Because the storage of dict is not in the order of list, the order of iterated results is likely to be different.

By default, dict iterates over keys. If you want to iterate over value, you can use for value in d.values(), if you want to iterate over key and value at the same time, you can use for k, v in d.items().
Since strings are also iterables, they can also be used in for loops:

>>> for ch in 'ABC':
...     print(ch)
...
A
B
C

So, when we use a for loop, as long as it acts on an iterable object, the for loop will work fine, and we don't really care if the object is a list or some other data type.

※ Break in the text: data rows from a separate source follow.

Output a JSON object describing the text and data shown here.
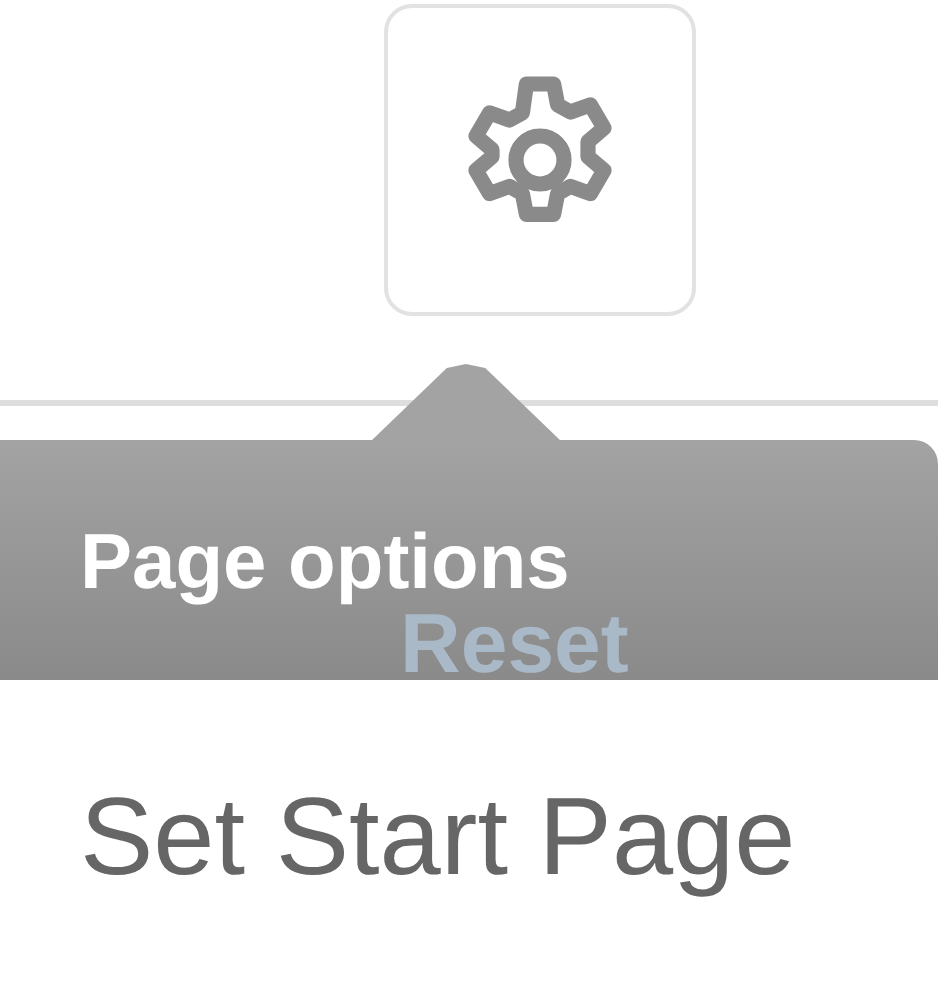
{
  "settings_button": {
    "label": "Page options"
  },
  "hidden_link": "Reset",
  "menu_item": "Set Start Page"
}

So, how to judge an object is an iterable object? The method is judged by the Iterable type of the collections module:

>>> from collections import Iterable
>>> isinstance('abc', Iterable) # str是否可迭代
True
>>> isinstance([1,2,3], Iterable) # list是否可迭代
True
>>> isinstance(123, Iterable) # 整数是否可迭代
False

The last little question, what if you want to implement a subscript loop like Java for list? Python's built-in enumerate function can turn a list into index-element pairs, so that both the index and the element itself can be iterated over in a for loop

>>> for i, value in enumerate(['A', 'B', 'C']):
...     print(i, value)
...
0 A
1 B
2 C

In the above for loop, two variables are referenced at the same time, which is very common in Python, such as the following code:

>>> for x, y in [(1, 1), (2, 4), (3, 9)]:
...     print(x, y)
...
1 1
2 4
3 9

Small exercise:

def findMinAndMax(L): 
    if len(L)==0:
        return (None,None)
    else:
        max = L[0]
        min = L[0]
        for i in L:
            if i>max:
                max = i
            if i<min:
                min = i
        return (min,max)

# 测试
if findMinAndMax([]) != (None, None):
    print('1测试失败!')
elif findMinAndMax([7]) != (7, 7):
    print('2测试失败!')
elif findMinAndMax([7, 1]) != (1, 7):
    print('3测试失败!')
elif findMinAndMax([7, 1, 3, 9, 5]) != (1, 9):
    print('4测试失败!')
else:
    print('测试成功!')

list comprehension

List comprehensions, or List Comprehensions, are very simple but powerful built-in comprehensions in Python that can be used to create lists.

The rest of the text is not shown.